Body size   The point size of a particular type character.  
Boldface   Any type that has a heavier black stroke that makes it more conspicuous.  
Bolts   The edges of folded sheets of paper, which are trimmed off in the final stages of production.  
Bond   A grade of durable writing, printing and typing paper that has a standard size of 17x22 inches.  
Book   A general classification to describe papers used to print books; its standard size is 25x38 inches.  
Book   A printed work which contains more than 64 pages.  
Book block   A term given the unfinished stage of bookmaking when the pages are folded, gathered and stitched-in but not yet cover bound.  
Books   Theses are paper back perfect bound books for sale in book stores. See Short Runs Books for additional information  
Bound Galleys   The bound galley are used for promotional purposes and are frequently sent to book reviewers prior to printing the book. Comments from these reviewers are frequently printed on the back of the production ("book store") version of the book printed after the review stage. Bound galleys are also known as CRANE'S, Uncorrected Page Proofs, and/or Advance Reader Copies. Bound Galleys are the pre-publication version of a soon to be published book. A bound galley may contain hand written editorial marks. It may be missing photographs, illustrations, charts, and even text that will appear in the final finished edition. The size of a bound galley is based on printing economics. Usually they are 5 3/8" x 8 3/8" and frequently are 6 x 9. If the book is on oblong bind or an odd shape and is part of the books story than they are made to fit that size. Crane's/Bound Galleys are not lithographed and reviewers know a bound galley from finished books. Reviewers want a bound galley and the information found on a bound galley cover. Printed usually using paper plates on duplicator printing equipment. Text papers are 50# white text stock print with black ink. Covers are 65# Color Cover stock printed with black ink. Typical sizes are 5 3/8"x 8 3/8 or 6" x 9". Run lengths are from 5 to 1000 copies.  
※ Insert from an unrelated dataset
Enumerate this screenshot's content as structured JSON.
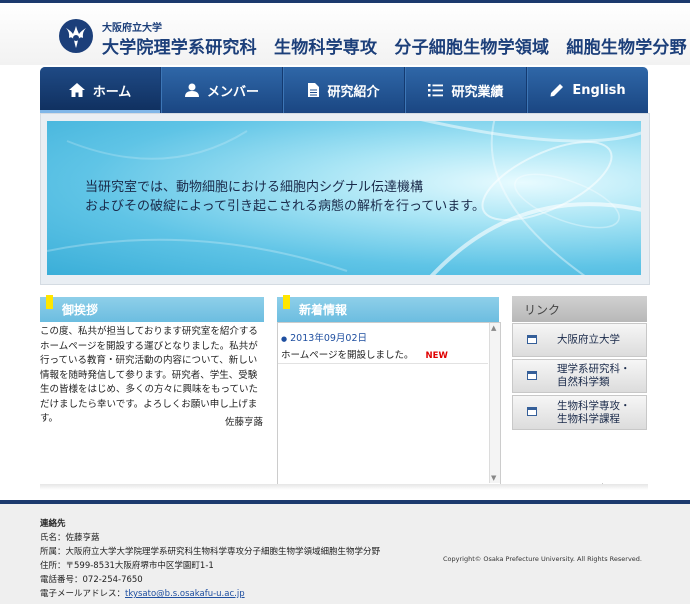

Bourges   A pressure sensitive color film that is used to prepare color art.  
Box cover paper   A lightweight paper used expressly for covering paper boxes.  
Box enamel paper   A glossy coated paper used to cover paper boxes.  
Box liners   A coated paper used on the inside of boxes, which are used for food.  
Brace   A character "}" "}" used to group lines, or phrases.  
Break for color   In layout design, the term for dividing or separating the art and copy elements into single color paste-up sheets.  
Bristol board   A board paper of various thickness'; having a smooth finish and used for printing and drawing.  
Broad fold   A term given to the fold whereby paper is folded with the short side running with the grain.  
Brocade   A heavily embossed paper.  
Brochure   A pamphlet that is bound in booklet form.  
Bronzing   A printing method whereby special ink is applied to sheets and then a powder is applied producing a metallic effect.  
Brownline proof   A photographic proof made by exposing a flat to UV light creating a brown image on a white background. Also referred to as silverprint.  
Buckle folder   A portion of the binding machinery with rollers that fold the paper.  
Buckram   A coarse sized cloth used in the bookbinding process.  
Bulk   A term given to paper to describe its thickness relative to its weight.  
Bulk   A term used to define the number of pages per inch of a book relative to its given basis weight.  
Bullet   A boldface square or dot used before a sentence to emphasize its importance.  
Bump Exposure   A process used in halftone photography that entails the temporary removal of the screen during exposure. This increases the highlight contrast and diminishes the dots in the whites.  
Burn   A term used in plate making to describe the amount of plate exposure time.  
Burnish   A term used for the process of "rubbing down" lines and dots on a printing plate, which darkens those rubbed areas.  
Burst Binding   A binding technique that entails nicking the backfold in short lengths during the folding process, which allows glue to reach each individual leaf and create a strong bond.  
Byte   One byte is usually comprised of 8 bits. One byte is required to make up a single alphanumeric character.